Un jour j’essaie. Après tout on est à une époque sans Spotify. Elle a l’album sur une clé usb et j’ai déjà écouté en boucle mes albums habituels. Donc pourquoi pas essayer.
Je commence par l’album Ouest Side.
Et c’est un traumatisme.
C’est dur de retranscrire la violence d’être plongé dans la poésie de Booba. Surtout Ouest Side. Surtout quand on est Noir. Il y a dans cette poésie à la fois toute la douleur de l’esclavage :
Tout commence dans la cour de récréation Malabar, Choco BN, "sale noir !", ma génération (...) J'ai grandi, j'suis mort en silence Crucifié sur une caravelle sous l’œil éternel d'une étoile filante Dans ce capharnaüm, derniers seront les vainqueurs Mes rimes te touchent au cœur, en plein sternum La vie d'un homme, la mort d'un enfant Du sang royal dans les veines, premier en sport et en chant
On mélange le “je” avec un grand “nous”. Le je qui est mort en silence est-ce Booba ? Est-ce l’ensemble des Noirs ?
Si c’est Booba qui est mort crucifié sur une caravelle c’est pour laver quel pêché ?
Le plus déchirant étant la dernière phase : le sang royal dans les veines renvoie à l’idée que certains d’entre nous étaient de familles royales en Afrique avant d’en être arraché. Cette idée persiste avec premier. Qui vient directement en écho de derniers seront les vainqueurs (qui venait déjà en écho de la crucifixion puisque c’est une référence à la Bible)… car la phrase de la Bible c’est plutôt les derniers seront les premiers.
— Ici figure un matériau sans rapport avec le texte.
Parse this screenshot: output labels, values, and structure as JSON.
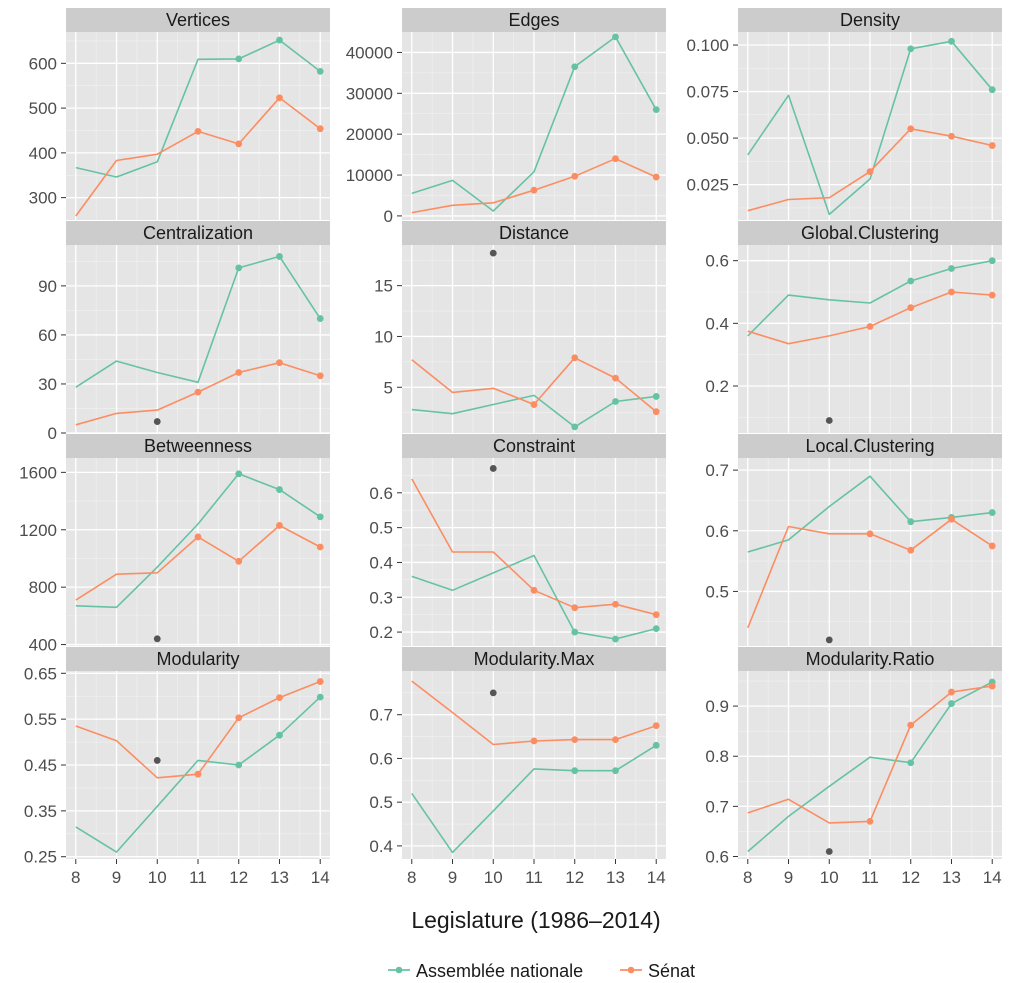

Sauf que… ça retombe brutalement à la réalité. On sera (impossible de dire si premier est au pluriel ou au singulier puisque c’est à l’oral et qu’on a mélangé je et nous) les premiers mais uniquement en sport et en chant. Les seuls endroits où un Noir français peut briller.
C’était une longue introduction puisque la strophe dont je veux te parler n’est pas dans cette chanson (du même album). Là c’était Pitbull une chanson qu’à la fois j’adore et j’aime moins de Booba car c’est une des rares où il écrit de manière non kaléïdoscopique. C’est-à-dire qu’il a un thème et qu’il le déroule. Ce n’est pas un puzzle de mots et de pensées à déchiffrer. Même si on vient de voir que y’a quand même une construction complexe.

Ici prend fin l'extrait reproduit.